In April 2010, at the present state of knowledge, GPX1 is such a gene for which at least 4 common frameshift polymorphisms are already known. The arguments in favor of a relationship between trinucleotide repeat polymorphisms of GPX1 and general cognitive ability are holding for GCLC and its repeat polymorphisms, too.  Glutamate-cysteine ligase (GCL) is the rate limiting enzyme in glutathione synthesis. GCLC repeat polymorphisms are located in the 3' UTR and 5’UTR regions and therefore a likely binding target of miRNA. In view of the claimed relationship of GSH/GSSG redox status with schizophrenia and other neurodegenerative diseases, we should be eager to see whether a correlation between GCLC and its trinucleotide repeats and IQ can be confirmed or not. For the GLCL GAG-repeat status ethnic differences of allele frequencies are known.

As I see, new publications and reviews on the relationship between glutathione status and brain function are not aware of some older publications. In the appendix „Memory as a Macroscopic Ordered State by Entrainment and Resonance in Energy Pathways”, pp. 201-221, of the monograph “Psychogenetik der Intelligenz”. Dortmund. Verlag Modernes Lernen 1986, I wrote on p. 210ff:

“It would defy the most fundamental laws of thermodynamics, when individual differences in brain power would not find their counterpart in individual differences of brain energy metabolism. … Reactions involving S-S or S-H groups of proteins may readily account for the apparently opposite effects of the same control mechanism.  … . At this point we direct attention to the correlation (.58) between IQ and glutathione peroxidase (GSHPx, now GPX) activity (SINET et. 1979) … In modulating the GSH/GSSG ratio, GSHPx not only contributes to the regulation of glycolysis (GILBERT 1984) but consequently also the adenylate energy charge (REHNCRONA et al. 1980) and the NADP/NADPH ratio (GRIMM 1978) are prefectly correlated (r = 1.00!) with glutathione status. Thus the fundamental chemical needs of a living cell, high-energy phosphate stores (ATP) and reducing power (NADPH) depend upon the cortical concentration of glutathione, and the dynamic behavior of a complex system can be reduced to the molecular properties of a master enzyme in an energy pathway.”
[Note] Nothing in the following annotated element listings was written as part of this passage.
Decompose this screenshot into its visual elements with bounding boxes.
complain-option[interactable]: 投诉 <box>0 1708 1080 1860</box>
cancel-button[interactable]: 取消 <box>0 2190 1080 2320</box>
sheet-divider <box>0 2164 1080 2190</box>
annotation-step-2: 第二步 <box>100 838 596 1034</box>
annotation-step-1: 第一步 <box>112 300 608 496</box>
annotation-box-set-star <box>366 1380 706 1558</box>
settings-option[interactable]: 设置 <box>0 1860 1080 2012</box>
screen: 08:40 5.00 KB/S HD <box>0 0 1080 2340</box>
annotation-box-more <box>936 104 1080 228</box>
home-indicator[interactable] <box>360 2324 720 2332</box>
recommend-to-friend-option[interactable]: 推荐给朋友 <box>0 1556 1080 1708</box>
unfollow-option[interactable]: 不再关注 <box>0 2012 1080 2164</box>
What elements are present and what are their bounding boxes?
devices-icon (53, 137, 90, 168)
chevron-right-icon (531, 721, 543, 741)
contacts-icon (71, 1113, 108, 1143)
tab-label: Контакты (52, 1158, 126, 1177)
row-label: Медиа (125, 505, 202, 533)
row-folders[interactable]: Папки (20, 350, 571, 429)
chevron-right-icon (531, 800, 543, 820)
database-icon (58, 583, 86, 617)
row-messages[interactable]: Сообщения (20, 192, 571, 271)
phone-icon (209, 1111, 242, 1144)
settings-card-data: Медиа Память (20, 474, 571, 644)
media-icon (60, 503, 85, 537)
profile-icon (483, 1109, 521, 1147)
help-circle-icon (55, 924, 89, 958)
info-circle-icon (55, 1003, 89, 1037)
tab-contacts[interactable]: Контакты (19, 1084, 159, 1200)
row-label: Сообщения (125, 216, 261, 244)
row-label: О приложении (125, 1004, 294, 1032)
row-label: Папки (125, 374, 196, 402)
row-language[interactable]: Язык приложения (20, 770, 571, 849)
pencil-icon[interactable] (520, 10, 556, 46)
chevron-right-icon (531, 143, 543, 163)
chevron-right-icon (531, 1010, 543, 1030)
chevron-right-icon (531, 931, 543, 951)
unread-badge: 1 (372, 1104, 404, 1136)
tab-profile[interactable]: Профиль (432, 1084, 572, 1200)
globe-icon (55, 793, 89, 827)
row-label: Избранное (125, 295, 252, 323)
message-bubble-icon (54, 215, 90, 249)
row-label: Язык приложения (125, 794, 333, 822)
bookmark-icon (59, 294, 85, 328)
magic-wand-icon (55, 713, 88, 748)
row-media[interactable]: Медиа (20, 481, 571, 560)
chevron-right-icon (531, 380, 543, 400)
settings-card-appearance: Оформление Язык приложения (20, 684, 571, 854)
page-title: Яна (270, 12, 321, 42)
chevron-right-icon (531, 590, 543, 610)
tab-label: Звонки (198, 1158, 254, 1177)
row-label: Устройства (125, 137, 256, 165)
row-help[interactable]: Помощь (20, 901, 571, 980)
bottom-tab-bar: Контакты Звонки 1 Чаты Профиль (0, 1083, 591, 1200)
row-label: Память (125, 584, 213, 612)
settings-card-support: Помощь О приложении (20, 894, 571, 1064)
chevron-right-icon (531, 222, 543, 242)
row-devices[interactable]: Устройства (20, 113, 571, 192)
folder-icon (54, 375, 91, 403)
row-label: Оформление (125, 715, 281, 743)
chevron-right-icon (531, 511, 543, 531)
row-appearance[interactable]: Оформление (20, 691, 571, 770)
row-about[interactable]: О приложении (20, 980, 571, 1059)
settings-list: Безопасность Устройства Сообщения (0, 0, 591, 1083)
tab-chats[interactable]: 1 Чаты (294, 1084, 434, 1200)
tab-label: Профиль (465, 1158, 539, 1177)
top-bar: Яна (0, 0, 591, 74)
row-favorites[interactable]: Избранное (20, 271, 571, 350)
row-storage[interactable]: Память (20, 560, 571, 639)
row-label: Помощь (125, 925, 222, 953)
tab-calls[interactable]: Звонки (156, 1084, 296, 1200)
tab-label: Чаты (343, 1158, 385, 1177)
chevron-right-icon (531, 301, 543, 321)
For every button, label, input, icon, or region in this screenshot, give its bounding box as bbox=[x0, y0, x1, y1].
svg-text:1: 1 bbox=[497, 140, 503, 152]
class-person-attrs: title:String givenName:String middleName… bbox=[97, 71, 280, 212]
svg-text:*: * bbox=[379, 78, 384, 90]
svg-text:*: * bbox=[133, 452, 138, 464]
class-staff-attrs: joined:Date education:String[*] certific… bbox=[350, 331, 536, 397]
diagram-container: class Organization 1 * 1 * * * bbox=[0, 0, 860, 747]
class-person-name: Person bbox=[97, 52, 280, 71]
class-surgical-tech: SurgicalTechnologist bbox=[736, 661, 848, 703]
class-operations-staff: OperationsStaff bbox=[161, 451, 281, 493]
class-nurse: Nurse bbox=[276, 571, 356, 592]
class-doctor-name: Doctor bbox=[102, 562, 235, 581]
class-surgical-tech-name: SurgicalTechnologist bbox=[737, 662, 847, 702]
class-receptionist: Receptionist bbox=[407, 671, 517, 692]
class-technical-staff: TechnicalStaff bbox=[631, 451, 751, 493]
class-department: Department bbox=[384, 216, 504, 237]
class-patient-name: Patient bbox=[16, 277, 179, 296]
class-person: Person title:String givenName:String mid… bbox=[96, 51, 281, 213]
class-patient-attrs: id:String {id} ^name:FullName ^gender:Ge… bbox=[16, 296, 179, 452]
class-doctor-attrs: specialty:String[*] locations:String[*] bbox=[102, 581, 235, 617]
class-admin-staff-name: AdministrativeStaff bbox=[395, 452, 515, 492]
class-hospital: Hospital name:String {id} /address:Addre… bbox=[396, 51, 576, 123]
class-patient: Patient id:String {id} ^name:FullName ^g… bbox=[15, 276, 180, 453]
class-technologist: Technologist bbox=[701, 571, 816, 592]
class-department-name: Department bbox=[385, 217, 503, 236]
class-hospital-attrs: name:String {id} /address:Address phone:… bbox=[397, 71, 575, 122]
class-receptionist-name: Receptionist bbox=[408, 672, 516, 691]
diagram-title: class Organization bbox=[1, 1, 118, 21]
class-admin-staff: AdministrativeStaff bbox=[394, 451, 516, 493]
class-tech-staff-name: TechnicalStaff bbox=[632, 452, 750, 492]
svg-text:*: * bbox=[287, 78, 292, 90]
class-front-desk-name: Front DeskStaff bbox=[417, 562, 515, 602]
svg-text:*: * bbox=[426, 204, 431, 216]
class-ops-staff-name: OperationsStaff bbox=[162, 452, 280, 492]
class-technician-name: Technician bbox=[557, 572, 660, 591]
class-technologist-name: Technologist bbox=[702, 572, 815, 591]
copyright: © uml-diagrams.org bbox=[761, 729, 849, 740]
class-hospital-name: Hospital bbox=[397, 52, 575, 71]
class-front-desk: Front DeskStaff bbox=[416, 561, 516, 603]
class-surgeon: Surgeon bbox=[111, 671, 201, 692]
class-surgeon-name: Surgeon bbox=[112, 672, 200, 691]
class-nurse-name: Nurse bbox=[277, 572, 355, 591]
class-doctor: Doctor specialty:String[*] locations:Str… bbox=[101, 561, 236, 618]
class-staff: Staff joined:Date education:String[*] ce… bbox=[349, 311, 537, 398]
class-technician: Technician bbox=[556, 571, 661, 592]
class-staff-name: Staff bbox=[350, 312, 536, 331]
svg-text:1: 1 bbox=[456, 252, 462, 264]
The combination of autozygosity mapping and microarray RNA expression analysis has led to the discovery of new genetic polymorphisms underlying nonsyndromic mental retardation with autosomal-recessive inheritance, see Medical News Today and Cell.  

Conclusion

We can be convinced that the application of similar methods to consanguineous families with several members in the high IQ range will lead to the discovery of gene polymorphisms underlying variability of IQ in the upper and normal range of the distribution.  Sites where miRNA are coded or binding and those are especially regions with trinucleotid repeats in the UTRs as in the case of GCLC should be investigated as soon as possible. Until now, all known cases of a causal relationship between copy number variation of trinucleotid repeats and disease have been neurodegenerative diseases and are associated with different degrees of  mental retardation . Therefore the idea, that also the hitherto unknown genetic variation underlying the normal range of IQ could have similar causes (see Tam et al,  Anthony et al, and Barbato et al) , seems not be far fetched.